Gesammelte Schriften Band 5 • 1932 - 1936

Brief an Theodor Ellefsen, 20. August 1932

Gesammelte Schriften Band 5 • 1932 - 1936
Horten, 20. August 1932
Lieber Bruder Th. Ellefsen,
Gottes guter Friede.

Herzlichen Dank für deinen vor längerer Zeit erhaltenen Brief und für die Grüße. Mir kommt es so vor, dass ich jetzt mehr zu tun habe als zu der Zeit, als ich bei der Marine war.

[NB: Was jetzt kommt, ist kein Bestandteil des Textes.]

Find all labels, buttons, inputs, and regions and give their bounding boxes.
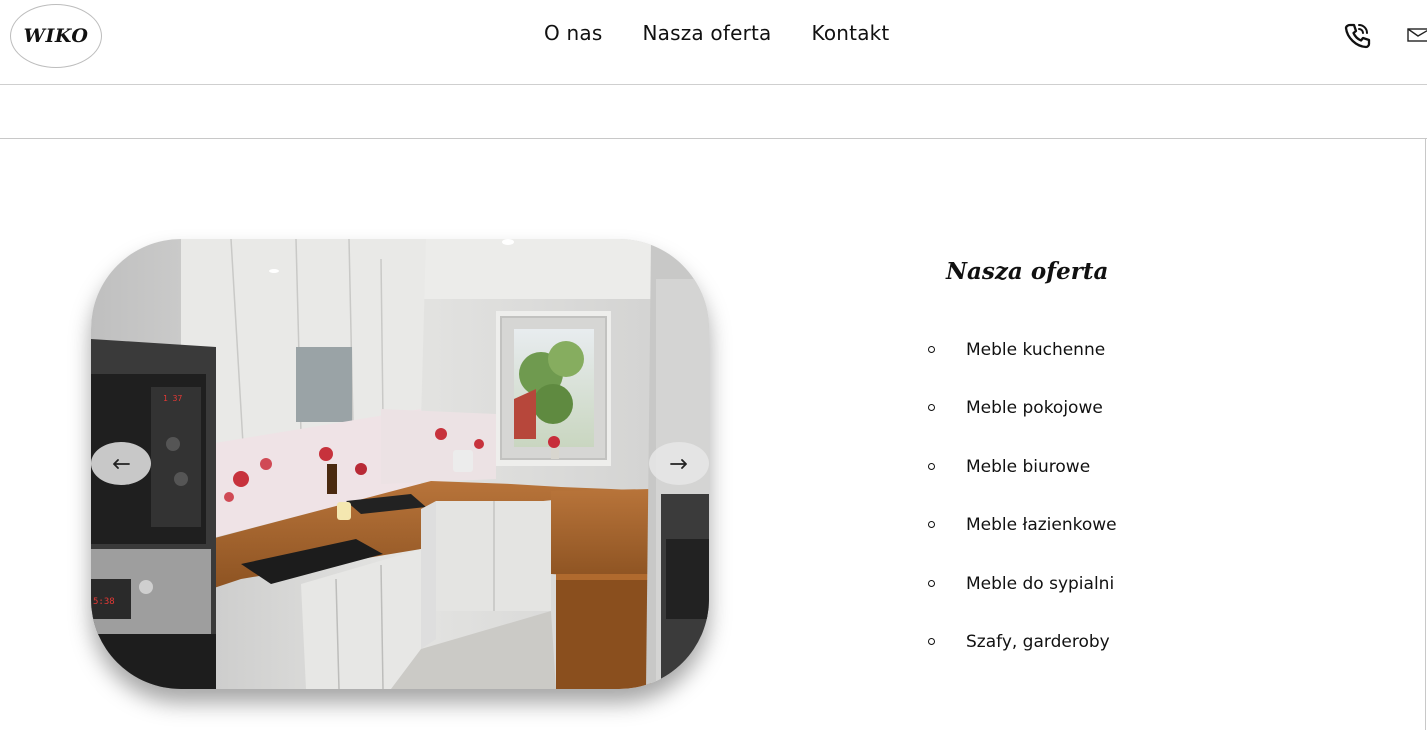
offer-title: Nasza oferta xyxy=(946,258,1109,285)
arrow-left-icon xyxy=(113,458,130,469)
slider-next-button[interactable] xyxy=(649,442,709,485)
image-slider: 1 37 5:38 xyxy=(91,239,709,689)
kitchen-photo: 1 37 5:38 xyxy=(91,239,709,689)
nav-link-o-nas[interactable]: O nas xyxy=(544,21,602,45)
site-header: WIKO O nas Nasza oferta Kontakt xyxy=(0,0,1427,85)
mail-icon[interactable] xyxy=(1406,26,1427,44)
section-border xyxy=(1425,138,1426,730)
nav-link-nasza-oferta[interactable]: Nasza oferta xyxy=(642,21,771,45)
logo[interactable]: WIKO xyxy=(10,4,102,68)
svg-text:5:38: 5:38 xyxy=(93,597,115,607)
offer-item: Meble kuchenne xyxy=(926,338,1117,396)
bullet-icon xyxy=(928,346,935,353)
bullet-icon xyxy=(928,404,935,412)
offer-item-label: Meble pokojowe xyxy=(966,398,1103,419)
bullet-icon xyxy=(928,462,935,470)
offer-item-label: Meble do sypialni xyxy=(966,573,1115,594)
offer-item-label: Meble łazienkowe xyxy=(966,515,1117,536)
offer-item: Meble biurowe xyxy=(926,455,1117,513)
offer-item-label: Meble biurowe xyxy=(966,456,1091,477)
offer-list: Meble kuchenne Meble pokojowe Meble biur… xyxy=(926,338,1117,688)
bullet-icon xyxy=(928,637,935,645)
svg-text:1 37: 1 37 xyxy=(163,394,182,403)
offer-item: Szafy, garderoby xyxy=(926,630,1117,688)
arrow-right-icon xyxy=(670,458,687,469)
bullet-icon xyxy=(928,521,935,529)
phone-icon[interactable] xyxy=(1343,21,1371,49)
bullet-icon xyxy=(928,579,935,587)
offer-item-label: Szafy, garderoby xyxy=(966,631,1110,652)
offer-item: Meble do sypialni xyxy=(926,572,1117,630)
offer-item-label: Meble kuchenne xyxy=(966,340,1106,360)
offer-item: Meble pokojowe xyxy=(926,396,1117,454)
section-divider xyxy=(0,138,1427,139)
offer-item: Meble łazienkowe xyxy=(926,513,1117,571)
nav-link-kontakt[interactable]: Kontakt xyxy=(812,21,890,45)
main-nav: O nas Nasza oferta Kontakt xyxy=(544,21,889,45)
slider-prev-button[interactable] xyxy=(91,442,151,485)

Dir geht es wohl auch so. Wir hatten dieses Jahr ein paar richtig schöne Tage in Hallingdal. Den Geschwistern aus Dänemark gefiel es ausgezeichnet. Ja, Br. Bratlie hat dir sicher alles erzählt. Wenn wir uns der Gottesfurcht befleißigen, dann macht Gott alles sehr gut für uns. Aber das ist auch die Bedingung. Der Theologiestudent Petersen hat sich bei euch in Jütland sehr wohlgefühlt. Das war das Beste an der ganzen Reise, sagte er.

Ja, wir freuen uns darüber, dass die Arbeit gelingt und mich freut es besonders, denn ich habe ja im Lauf der Jahre deinen Eifer in der Arbeit gesehen. Du hast ja auch während des Krieges oben in der Finnmark und auch sonst eine gute Ausbildung gehabt. All das ist jetzt von Vorteil.

Wir hören nun so wenig von den Geschwistern aus Fredericia. Ich hoffe, dass es gut um sie bestellt ist. Aksel ist zur Zeit arbeitslos. Er hat mir dabei geholfen, eine Wohnung zu streichen. Letzten Donnerstag war er mit mehreren Jugendlichen auf Nøtterøy und nahm zusammen mit Br. Schwaiger an einer Versammlung teil. Ein junger Mann bekehrte sich in dieser Versammlung. Später fuhr er nach Trondheim, um zu studieren.

Hier in Horten geht alles seinen gewohnten Gang. Die Jugendlichen haben heute Abend (Samstag) Versammlung. Sie sind eifrig in den Jugendstunden. Ich halte mich in der Regel von diesen Versammlungen fern, damit sie selbst schalten und walten können, wie sie wollen; denn dann sind sie freimütiger.

Esther ist oft hier unten; doch Karine sehen wir seltener.

Pauline bittet mich, herzlich zu grüßen. Grüße deine Frau von uns hier; grüße auch die Brüder und die übrigen Geschwister.